Art is good for us all whether you become actively involved in making it or simply look at it. Plus, art isn’t confined to painting or drawing. For some like my editor, it is taking photos, something he does extremely well. I have friends who say they don’t have an artistic bone in their bodies, but they are brilliant gardeners, manipulators of wood or metal, needle crafts and amazing cooks/chefs. It is all art and whatever type of art you get involved with, it will give you a different way of looking at things and in turn create something more positive in your life. That’s something we all need right now.
On a deeper level, art helps us to understand the world around us creating deeper emotions in addition to increasing our self-awareness. By connecting with art, you connect with your inner self. I have watched a woman burst into tears at a piece of artwork which touched her so deeply she just had to have it in her life. Clearly that is not a daily occurrence, but art can really touch something deep inside you.
So, on the positive side, research has shown that in 75% of participants, 45 minutes of making art can significantly reduce levels of cortisol (AKA the stress hormone). How? Well, making art is like meditating. Meditation slows the mind down and distracts you from the outside world because you are focused elsewhere. This in turn makes you less anxious and helps you to feel much calmer.

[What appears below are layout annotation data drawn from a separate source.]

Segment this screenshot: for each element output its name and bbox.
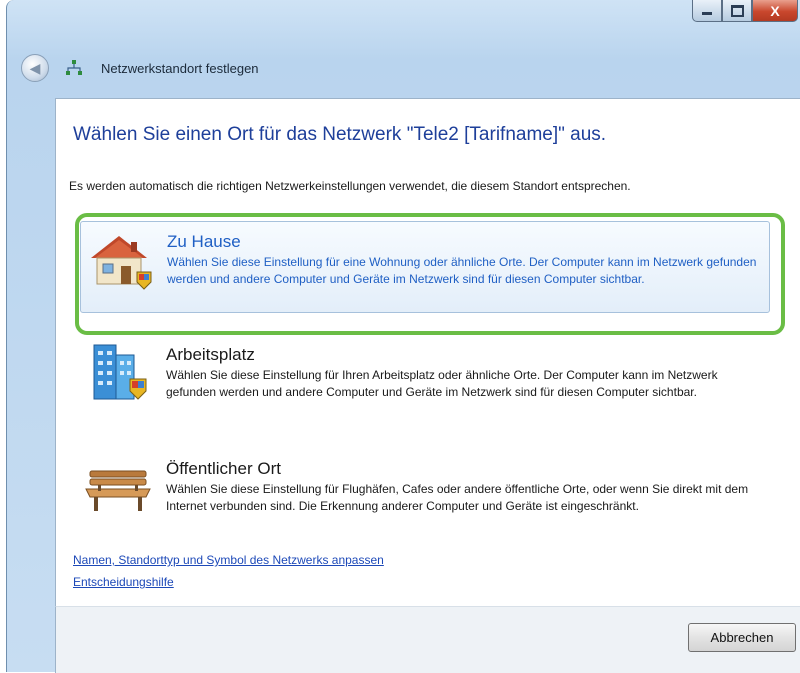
- option-public-title: Öffentlicher Ort: [166, 459, 281, 478]
- wizard-titlebar: ◀ Netzwerkstandort festlegen: [7, 44, 800, 92]
- office-building-icon: [93, 344, 147, 400]
- option-work[interactable]: Arbeitsplatz Wählen Sie diese Einstellun…: [80, 335, 770, 427]
- decision-help-link[interactable]: Entscheidungshilfe: [73, 575, 174, 589]
- intro-text: Es werden automatisch die richtigen Netz…: [69, 179, 631, 193]
- park-bench-icon: [85, 470, 151, 511]
- back-arrow-icon: ◀: [29, 59, 41, 76]
- house-icon: [91, 236, 152, 290]
- customize-network-link[interactable]: Namen, Standorttyp und Symbol des Netzwe…: [73, 553, 384, 567]
- minimize-button[interactable]: [692, 0, 722, 22]
- minimize-icon: [702, 12, 712, 15]
- maximize-icon: [730, 4, 744, 17]
- option-public[interactable]: Öffentlicher Ort Wählen Sie diese Einste…: [80, 449, 770, 541]
- option-public-description: Wählen Sie diese Einstellung für Flughäf…: [166, 482, 749, 513]
- page-heading: Wählen Sie einen Ort für das Netzwerk "T…: [73, 124, 607, 145]
- window-controls: X: [692, 0, 798, 26]
- option-home-description: Wählen Sie diese Einstellung für eine Wo…: [167, 255, 757, 286]
- option-work-description: Wählen Sie diese Einstellung für Ihren A…: [166, 368, 718, 399]
- option-work-title: Arbeitsplatz: [166, 345, 255, 364]
- dialog-footer: Abbrechen: [55, 606, 800, 673]
- network-icon: [66, 60, 82, 75]
- back-button[interactable]: ◀: [21, 54, 49, 82]
- option-home[interactable]: Zu Hause Wählen Sie diese Einstellung fü…: [80, 221, 770, 313]
- cancel-button[interactable]: Abbrechen: [688, 623, 796, 652]
- window-title: Netzwerkstandort festlegen: [101, 60, 259, 76]
- dialog-window: X ◀ Netzwerkstandort festlegen Wählen Si…: [6, 0, 800, 673]
- close-button[interactable]: X: [752, 0, 798, 22]
- option-home-title: Zu Hause: [167, 232, 241, 251]
- maximize-button[interactable]: [722, 0, 752, 22]
- close-icon: X: [770, 2, 780, 19]
- content-panel: Wählen Sie einen Ort für das Netzwerk "T…: [55, 98, 800, 607]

It is also worth knowing that once you have created your artwork, putting it in a frame and hanging it on the wall helps to create the feelgood hormone dopamine. This decreases feelings of depression and increases confidence. A total win, win. If you don’t want anyone to see your work, hang it in your bedroom.

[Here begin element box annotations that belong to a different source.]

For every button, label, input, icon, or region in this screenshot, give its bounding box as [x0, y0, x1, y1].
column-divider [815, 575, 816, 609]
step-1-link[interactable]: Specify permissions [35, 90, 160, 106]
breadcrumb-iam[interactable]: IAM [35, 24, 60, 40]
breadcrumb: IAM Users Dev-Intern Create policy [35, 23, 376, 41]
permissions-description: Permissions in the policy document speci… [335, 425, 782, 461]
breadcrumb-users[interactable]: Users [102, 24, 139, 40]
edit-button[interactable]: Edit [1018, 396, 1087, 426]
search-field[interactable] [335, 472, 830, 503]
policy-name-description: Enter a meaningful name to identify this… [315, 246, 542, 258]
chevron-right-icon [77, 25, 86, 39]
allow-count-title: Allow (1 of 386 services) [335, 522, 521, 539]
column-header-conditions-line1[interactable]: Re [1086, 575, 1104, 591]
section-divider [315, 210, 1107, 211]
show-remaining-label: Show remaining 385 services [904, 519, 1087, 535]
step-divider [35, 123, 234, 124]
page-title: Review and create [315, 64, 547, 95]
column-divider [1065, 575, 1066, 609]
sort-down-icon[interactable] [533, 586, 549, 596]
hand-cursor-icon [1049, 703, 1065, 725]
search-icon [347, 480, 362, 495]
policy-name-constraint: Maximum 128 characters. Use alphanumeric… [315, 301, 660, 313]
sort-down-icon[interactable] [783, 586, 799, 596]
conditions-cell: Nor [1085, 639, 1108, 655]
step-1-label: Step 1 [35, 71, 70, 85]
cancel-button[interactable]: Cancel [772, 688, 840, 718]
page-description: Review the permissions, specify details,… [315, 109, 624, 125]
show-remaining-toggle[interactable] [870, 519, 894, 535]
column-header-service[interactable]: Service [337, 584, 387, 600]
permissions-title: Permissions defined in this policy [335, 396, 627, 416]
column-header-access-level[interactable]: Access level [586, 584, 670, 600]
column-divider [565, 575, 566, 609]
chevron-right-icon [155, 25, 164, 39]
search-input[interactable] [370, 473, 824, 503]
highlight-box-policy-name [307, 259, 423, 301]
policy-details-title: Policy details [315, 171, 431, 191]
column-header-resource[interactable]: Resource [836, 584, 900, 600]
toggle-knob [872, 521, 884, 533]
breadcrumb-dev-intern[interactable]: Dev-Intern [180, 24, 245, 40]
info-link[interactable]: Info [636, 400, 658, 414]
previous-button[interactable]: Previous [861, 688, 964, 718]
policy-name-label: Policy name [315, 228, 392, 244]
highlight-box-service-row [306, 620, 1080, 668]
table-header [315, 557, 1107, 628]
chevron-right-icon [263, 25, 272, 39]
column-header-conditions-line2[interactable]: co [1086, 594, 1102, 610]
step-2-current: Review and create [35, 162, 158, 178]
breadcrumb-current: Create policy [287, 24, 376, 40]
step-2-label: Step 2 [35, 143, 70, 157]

When I had a bit of a rant in one of my blogs about politicians wanting to remove art from the school curriculum, I wrote about how learning art from a young age teaches problem-solving skills. This is still true as you get older so never assume you are too old. Through any art practice you are forced to use your imagination and this creative thinking leads to increasing your ability to reassess your life differently.

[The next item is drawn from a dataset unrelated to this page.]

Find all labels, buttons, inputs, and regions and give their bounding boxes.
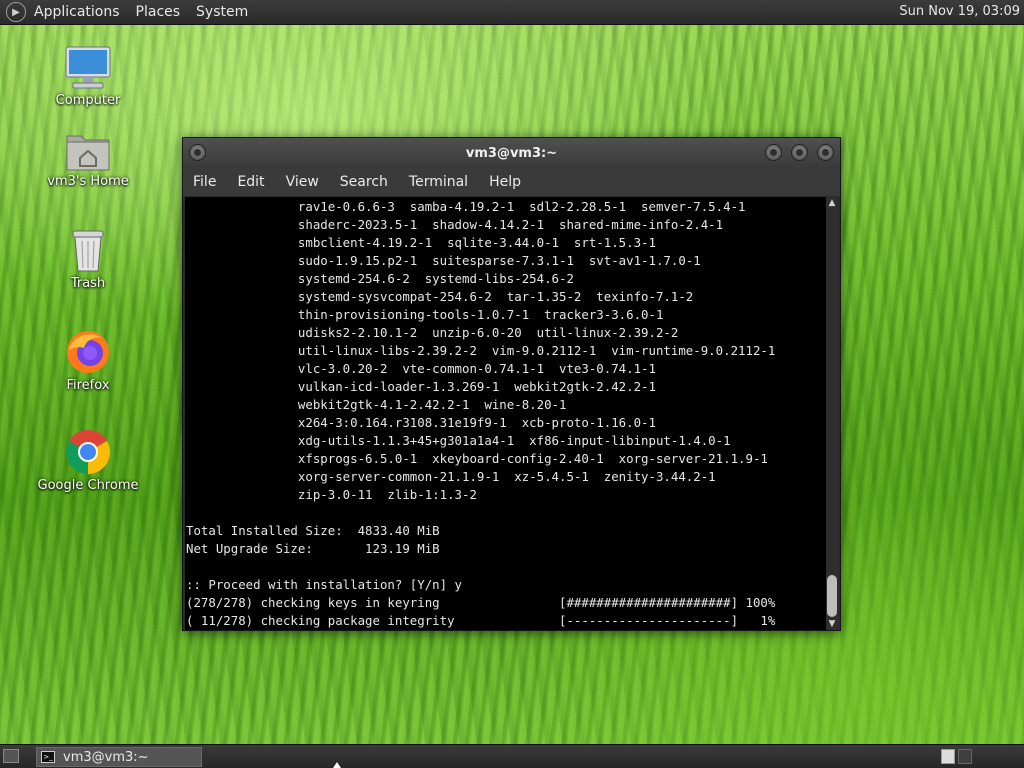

Only last week I met a lady who has taken up art in her 70s. She said it has really changed the way she sees the world. She hadn’t realised that she had taken so much for granted all her life and was only now beginning to look properly and see things around her as they really are.
Amazingly, art has been shown to improve cognition which is particularly positive for people with Parkinson’s and Alzheimer’s. It has been shown that making art for people with these conditions helps to strengthen and even create new neural pathways to the brain. It is also brilliant at reducing anxiety so is very helpful to people suffering long-term illness.
Even though this latest variant is a worry, and our lives are being restricted again using art to feel more positive and calm yourself is a bit of a no brainer. So, pick up those pencils, paints, cameras, needles, or knives, give yourself just a few hours a week and see what difference it makes to your life. I am pretty sure you won’t be disappointed.